Asian currencies had their worst weekly loss in six months as signs of a deeper economic slowdown in China and the US Federal Reserve’s support for tapering asset purchases weighed on emerging markets.
South Korea’s won led the declines as a gauge of manufacturing in China, the nation’s biggest export market, fell to a seven-month low. Thailand’s baht had its steepest five-day drop this year as anti-government protests turned deadly, while violence in Ukraine also dampened sentiment.
Fed policymakers backed further stimulus cuts at their review last month, the minutes of their meeting showed, a program that drove capital into developing countries.
The Bloomberg JPMorgan-Asia Dollar Index, which tracks the region’s 10 most-active currencies, declined 0.6 percent last week, the biggest decline since Aug. 23, to 115.33 in Singapore. The won dropped 0.8 percent, the most in a month, to 1,072.09 per US dollar in Seoul, data compiled by Bloomberg shows.
The New Taiwan dollar fell 0.2 percent to NT$30.395 against the US dollar this week.

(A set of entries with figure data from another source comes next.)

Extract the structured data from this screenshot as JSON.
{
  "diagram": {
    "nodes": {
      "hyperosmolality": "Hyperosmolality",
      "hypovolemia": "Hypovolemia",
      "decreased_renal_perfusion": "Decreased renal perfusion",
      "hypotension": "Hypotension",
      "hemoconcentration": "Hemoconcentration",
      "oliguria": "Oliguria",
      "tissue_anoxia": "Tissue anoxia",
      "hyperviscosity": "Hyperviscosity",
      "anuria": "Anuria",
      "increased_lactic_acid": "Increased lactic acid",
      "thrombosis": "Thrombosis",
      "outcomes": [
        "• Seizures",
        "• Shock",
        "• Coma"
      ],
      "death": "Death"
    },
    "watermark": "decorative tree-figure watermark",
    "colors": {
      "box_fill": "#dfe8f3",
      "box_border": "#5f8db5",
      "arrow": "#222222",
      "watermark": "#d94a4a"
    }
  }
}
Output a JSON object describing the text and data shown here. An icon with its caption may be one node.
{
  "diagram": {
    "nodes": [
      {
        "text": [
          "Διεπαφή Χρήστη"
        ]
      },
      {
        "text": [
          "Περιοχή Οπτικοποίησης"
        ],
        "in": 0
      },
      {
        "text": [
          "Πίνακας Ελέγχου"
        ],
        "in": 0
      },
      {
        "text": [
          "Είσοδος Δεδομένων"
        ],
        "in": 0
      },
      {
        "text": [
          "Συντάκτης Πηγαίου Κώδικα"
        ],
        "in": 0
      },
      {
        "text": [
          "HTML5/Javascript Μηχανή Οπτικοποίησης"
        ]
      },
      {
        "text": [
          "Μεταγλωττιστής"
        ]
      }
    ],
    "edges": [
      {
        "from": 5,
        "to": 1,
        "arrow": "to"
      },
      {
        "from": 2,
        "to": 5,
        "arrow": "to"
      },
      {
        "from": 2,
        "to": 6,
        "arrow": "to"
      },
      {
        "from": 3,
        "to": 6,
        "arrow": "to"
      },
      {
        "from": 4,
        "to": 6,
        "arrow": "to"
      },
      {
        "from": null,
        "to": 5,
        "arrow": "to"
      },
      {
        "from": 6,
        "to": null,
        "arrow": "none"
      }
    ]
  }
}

The greenback opened lower on Friday, as traders pocketed gains generated from a day earlier and foreign institutional investors bought a net NT$10.36 billion (US$340.85 million) of Taiwanese shares, dealers said.
However, the weakness of regional currencies, especially the won, central bank intervention and concern over China’s weak manufacturing report eased the pressure on the greenback, they said.
A preliminary purchasing managers index of factory output in China fell to 48.3 this month from 49.5 last month, HSBC Holdings PLC and Markit Economics reported on Thursday, below the median estimate in a Bloomberg survey of 49.5. A reading lower than 50 indicates contraction.
The yuan dropped 1.2 percent from Feb. 14 to 6.1082 per US dollar in the offshore market in Hong Kong, according to data compiled by Bloomberg. The onshore rate declined 0.4 percent in Shanghai to 6.0914, the biggest five-day loss since June 2012.
In Thailand, a violent clash between police and protesters on Tuesday left five people dead and injured at least 69. The demonstrators are ramping up efforts to oust tHAI Prime Minister Yingluck Shinawatra on claims her government is corrupt.
The baht dropped 0.7 percent this week to 32.555 per US dollar in Bangkok, taking its loss for the past three months to 2.4 percent, the third-worst performance in Asia after the Malaysian ringgit and the NT dollar.
Elsewhere in the region, India’s rupee weakened 0.3 percent during the five days to 62.13 versus the greenback in Mumbai. The ringgit climbed 0.3 percent for a third weekly advance to 3.2954 and Indonesia’s rupiah strengthened 0.7 percent to 11,743. The Philippine peso gained 0.4 percent to 44.555, while the Vietnamese dong was steady at 21,105.
The US dollar also rose the most against the yen this year as the Bank of Japan maintained its monetary stimulus while the Fed backed stimulus tapering.
The yen fell against most of its 16 major peers after the Bank of Japan doubled a funding tool to ￥7 trillion (US$68 billion) and said individual banks may borrow twice as much low-interest money as previously allowed under a second facility.
The US dollar rose 0.7 percent this week to ￥102.66 in New York, the biggest gain since the week ended Dec. 27. It dropped 0.4 percent to US$1.3746 per euro, a third weekly decline. The yen fell 1.1 percent to ￥140.90 per euro.